Currently, Dr. Yamanaka is examining whether altering genes in mosquitoes could have a similar effect. Since mosquitoes are vectors for numerous diseases, including Zika, West Nile Virus, malaria and Dengue fever, there is great potential for the findings to improve human health.
Conversely, there may be a way to alter the genes to manipulate reproduction in beneficial insects as well, in order to help them.
But wait a minute, isn’t that how insect growth regulators (IGRs), which have been on the market for decades, work? Not quite. In a follow-up email, Dr. Yamanaka clarified the difference:
Our most recent research specifically focused on the function of the steroid hormone transporter in the blood-brain barrier (BBB). When you block this transporter only in the BBB, it does not affect their overall growth, but it specifically alters brain development and function controlled by the steroid hormone, and hence the insects’ behavior. But (not surprisingly) as the normal function of the brain is required for normal insect growth, blocking the transporter only in the BBB can also disrupt insect development, just like normal IGRs.
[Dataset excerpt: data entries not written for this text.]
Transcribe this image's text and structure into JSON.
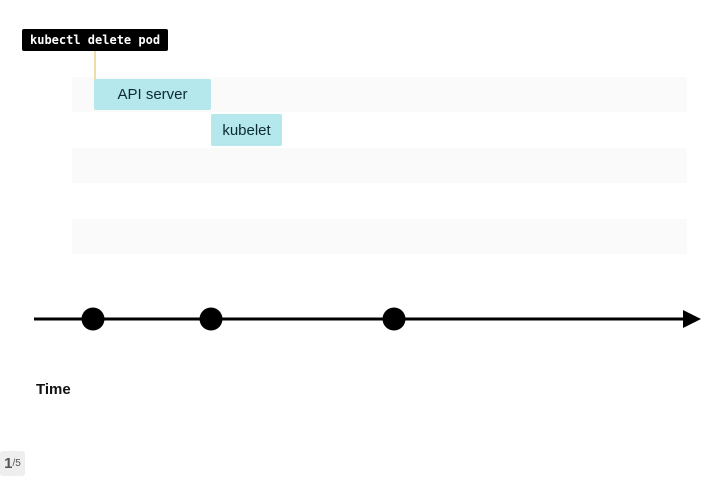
{
  "command": "kubectl delete pod",
  "components": [
    {
      "label": "API server"
    },
    {
      "label": "kubelet"
    }
  ],
  "axis_label": "Time",
  "pagination": {
    "current": "1",
    "total": "/5"
  },
  "colors": {
    "component_fill": "#b4e8ec",
    "command_bg": "#000000"
  }
}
One thing we’re interested in doing now, is to manipulate the BBB transporter only during their adult stage. Insects perform many important (i.e. ecologically and economically relevant) behaviors as adults, such as courtship, pollination, and blood feeding. We’re trying to figure out whether these adult-specific behaviors are controlled by the steroid hormone or not; and if they are, we will try to manipulate these adult-specific behaviors by targeting the BBB transporter only in the adults and see if we can control insect behaviors at will.
New research on pest insect behavior is always appreciated, and we’ll be following this development with interest.